Yes, we had deepfakes in 2017-18, but they will look quaint in comparison. All technologies and media platforms have been used, for example, for propaganda. But Leni Riefenstahl still had to go out and make some movies. Now, anybody can generate and distribute plenty of movies on the basis of the right expertise in writing prompts.
Journalist Maria Bustillos writes (well worth reading): “These published falsehoods have already polluted Google. It was a bit weird to realize, right then, that I am going to have to stop using Google for work, but it’s true. The breakneck deployment of half-baked AI, and its unthinking adoption by a load of credulous writers, means that Google—where, admittedly, I’ve found the quality of search results to be steadily deteriorating for years—is no longer a reliable starting point for research.”

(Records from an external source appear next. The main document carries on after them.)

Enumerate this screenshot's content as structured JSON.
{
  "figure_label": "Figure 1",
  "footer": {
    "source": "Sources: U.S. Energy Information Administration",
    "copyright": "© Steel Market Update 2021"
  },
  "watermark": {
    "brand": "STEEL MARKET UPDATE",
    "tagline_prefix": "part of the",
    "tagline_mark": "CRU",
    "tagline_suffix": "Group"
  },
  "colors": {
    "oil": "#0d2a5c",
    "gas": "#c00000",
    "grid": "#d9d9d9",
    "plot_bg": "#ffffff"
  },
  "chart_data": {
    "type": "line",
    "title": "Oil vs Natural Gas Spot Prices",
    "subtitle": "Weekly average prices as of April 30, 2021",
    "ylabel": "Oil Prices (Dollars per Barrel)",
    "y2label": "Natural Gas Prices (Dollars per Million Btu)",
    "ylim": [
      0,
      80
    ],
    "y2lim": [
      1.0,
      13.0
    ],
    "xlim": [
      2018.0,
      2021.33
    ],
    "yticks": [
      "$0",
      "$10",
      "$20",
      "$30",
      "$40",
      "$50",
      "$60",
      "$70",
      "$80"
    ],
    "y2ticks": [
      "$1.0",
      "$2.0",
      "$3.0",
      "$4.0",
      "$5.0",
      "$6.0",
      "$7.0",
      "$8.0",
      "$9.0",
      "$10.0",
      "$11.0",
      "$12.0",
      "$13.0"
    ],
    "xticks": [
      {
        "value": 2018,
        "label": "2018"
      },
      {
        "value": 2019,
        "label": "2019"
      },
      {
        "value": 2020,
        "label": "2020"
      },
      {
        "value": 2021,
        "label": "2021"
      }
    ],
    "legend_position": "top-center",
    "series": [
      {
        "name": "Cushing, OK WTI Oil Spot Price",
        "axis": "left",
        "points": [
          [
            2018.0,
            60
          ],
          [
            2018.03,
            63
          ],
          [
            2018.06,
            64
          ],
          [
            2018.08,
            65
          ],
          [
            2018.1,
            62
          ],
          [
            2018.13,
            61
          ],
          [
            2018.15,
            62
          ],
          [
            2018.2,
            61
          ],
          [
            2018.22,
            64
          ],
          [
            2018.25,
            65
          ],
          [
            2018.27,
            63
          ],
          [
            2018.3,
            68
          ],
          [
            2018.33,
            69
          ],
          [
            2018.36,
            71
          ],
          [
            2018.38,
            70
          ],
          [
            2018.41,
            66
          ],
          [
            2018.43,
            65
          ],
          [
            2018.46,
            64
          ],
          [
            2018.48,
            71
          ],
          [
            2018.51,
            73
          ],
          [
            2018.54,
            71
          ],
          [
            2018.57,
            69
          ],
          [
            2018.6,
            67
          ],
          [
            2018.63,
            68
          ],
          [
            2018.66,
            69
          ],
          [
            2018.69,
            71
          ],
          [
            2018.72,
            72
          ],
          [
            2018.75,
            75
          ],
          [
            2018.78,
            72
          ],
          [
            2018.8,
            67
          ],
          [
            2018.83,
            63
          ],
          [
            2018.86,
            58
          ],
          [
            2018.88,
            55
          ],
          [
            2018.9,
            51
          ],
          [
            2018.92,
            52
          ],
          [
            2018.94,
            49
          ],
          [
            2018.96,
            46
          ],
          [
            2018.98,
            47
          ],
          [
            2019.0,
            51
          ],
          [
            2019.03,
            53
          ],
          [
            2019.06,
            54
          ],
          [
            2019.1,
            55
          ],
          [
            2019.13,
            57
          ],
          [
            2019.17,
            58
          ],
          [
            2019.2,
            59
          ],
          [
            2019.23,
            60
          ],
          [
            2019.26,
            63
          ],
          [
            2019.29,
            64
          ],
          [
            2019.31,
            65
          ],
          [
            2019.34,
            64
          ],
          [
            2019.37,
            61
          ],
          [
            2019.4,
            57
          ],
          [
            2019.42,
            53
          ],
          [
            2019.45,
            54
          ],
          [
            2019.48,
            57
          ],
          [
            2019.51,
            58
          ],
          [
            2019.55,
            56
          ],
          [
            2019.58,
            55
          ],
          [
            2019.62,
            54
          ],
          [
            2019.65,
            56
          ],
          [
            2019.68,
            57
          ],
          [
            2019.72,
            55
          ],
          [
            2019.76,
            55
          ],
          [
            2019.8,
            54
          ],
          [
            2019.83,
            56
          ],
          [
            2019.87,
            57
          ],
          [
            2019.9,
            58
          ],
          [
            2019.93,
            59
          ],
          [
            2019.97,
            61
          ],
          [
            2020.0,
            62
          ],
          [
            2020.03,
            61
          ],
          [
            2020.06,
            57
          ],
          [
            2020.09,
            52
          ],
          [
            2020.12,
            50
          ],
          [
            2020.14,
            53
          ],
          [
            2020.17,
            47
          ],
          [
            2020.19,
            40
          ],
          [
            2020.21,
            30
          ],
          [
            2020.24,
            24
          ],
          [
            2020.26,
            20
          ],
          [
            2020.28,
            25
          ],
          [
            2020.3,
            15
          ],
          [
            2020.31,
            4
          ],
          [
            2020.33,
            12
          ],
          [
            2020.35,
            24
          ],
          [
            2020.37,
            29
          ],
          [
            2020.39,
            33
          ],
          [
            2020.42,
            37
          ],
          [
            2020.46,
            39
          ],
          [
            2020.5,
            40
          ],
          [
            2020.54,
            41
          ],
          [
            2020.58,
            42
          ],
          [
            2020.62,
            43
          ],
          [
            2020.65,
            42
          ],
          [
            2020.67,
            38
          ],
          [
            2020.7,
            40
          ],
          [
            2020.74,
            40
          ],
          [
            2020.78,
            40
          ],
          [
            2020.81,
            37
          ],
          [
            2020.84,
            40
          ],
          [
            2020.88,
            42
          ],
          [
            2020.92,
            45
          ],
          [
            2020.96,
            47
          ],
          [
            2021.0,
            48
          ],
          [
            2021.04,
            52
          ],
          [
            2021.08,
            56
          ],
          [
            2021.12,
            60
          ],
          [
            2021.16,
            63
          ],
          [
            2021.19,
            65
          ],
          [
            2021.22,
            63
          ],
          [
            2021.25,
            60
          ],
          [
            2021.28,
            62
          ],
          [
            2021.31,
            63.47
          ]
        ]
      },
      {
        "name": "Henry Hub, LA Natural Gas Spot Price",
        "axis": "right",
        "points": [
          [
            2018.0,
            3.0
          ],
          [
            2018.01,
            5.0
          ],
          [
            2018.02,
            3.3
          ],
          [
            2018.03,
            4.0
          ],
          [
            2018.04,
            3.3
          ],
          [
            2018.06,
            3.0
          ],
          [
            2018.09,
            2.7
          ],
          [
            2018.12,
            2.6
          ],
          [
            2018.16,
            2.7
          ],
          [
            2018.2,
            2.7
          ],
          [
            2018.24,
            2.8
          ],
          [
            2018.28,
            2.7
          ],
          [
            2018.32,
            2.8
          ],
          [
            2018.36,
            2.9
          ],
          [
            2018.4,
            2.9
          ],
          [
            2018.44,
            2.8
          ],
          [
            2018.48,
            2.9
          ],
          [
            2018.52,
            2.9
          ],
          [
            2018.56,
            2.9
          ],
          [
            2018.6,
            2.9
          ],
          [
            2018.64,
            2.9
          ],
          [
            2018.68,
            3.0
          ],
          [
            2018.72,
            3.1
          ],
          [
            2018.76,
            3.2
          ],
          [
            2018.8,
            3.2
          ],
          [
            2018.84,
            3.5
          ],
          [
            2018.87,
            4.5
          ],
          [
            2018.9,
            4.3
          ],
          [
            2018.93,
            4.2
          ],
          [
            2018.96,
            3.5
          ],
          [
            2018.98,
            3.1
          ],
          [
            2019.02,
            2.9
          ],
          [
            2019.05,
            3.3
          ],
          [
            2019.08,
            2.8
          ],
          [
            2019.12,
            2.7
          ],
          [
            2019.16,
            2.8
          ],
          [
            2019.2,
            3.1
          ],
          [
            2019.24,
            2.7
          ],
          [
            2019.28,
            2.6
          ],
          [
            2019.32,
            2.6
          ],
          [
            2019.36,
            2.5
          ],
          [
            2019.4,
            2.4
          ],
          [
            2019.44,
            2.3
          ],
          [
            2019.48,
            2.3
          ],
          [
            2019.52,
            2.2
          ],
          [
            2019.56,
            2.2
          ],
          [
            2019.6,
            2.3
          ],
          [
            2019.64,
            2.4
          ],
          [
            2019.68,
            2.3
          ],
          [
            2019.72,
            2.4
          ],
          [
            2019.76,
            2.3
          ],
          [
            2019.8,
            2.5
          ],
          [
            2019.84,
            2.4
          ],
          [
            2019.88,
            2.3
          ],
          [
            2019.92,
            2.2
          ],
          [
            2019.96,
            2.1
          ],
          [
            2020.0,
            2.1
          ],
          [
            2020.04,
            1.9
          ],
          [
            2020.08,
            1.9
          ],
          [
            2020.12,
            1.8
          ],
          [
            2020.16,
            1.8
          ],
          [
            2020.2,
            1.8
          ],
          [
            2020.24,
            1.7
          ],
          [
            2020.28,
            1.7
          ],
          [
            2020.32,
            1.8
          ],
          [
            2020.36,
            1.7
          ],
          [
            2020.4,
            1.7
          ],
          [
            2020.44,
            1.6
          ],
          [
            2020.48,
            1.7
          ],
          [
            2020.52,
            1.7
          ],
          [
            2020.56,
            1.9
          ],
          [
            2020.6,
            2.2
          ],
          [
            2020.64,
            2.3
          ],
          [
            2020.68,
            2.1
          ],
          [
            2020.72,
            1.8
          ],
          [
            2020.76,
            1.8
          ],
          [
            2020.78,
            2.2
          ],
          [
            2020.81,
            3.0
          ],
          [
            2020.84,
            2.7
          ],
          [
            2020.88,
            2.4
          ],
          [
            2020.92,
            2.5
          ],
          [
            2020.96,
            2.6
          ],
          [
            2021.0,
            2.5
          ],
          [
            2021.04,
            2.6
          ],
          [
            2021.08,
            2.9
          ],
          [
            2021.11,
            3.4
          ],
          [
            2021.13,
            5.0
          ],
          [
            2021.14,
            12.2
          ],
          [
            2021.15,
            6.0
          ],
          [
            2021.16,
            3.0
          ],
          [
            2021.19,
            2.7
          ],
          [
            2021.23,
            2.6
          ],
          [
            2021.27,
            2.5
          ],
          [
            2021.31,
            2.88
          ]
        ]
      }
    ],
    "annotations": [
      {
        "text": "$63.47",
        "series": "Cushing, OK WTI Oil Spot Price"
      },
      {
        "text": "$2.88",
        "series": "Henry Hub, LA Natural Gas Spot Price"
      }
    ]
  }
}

As Gil Dibner recently wrote, “something that costs nothing to create is going to be worth nothing to consume. When our email inboxes are full of AI-generated emails, we just won’t read them. That has interesting social implications – but I’m not sure the business implications are that interesting. Spam is spam, and more spam is even more spammy.”
You made me think that Cogito Ergo Sum may be outdated.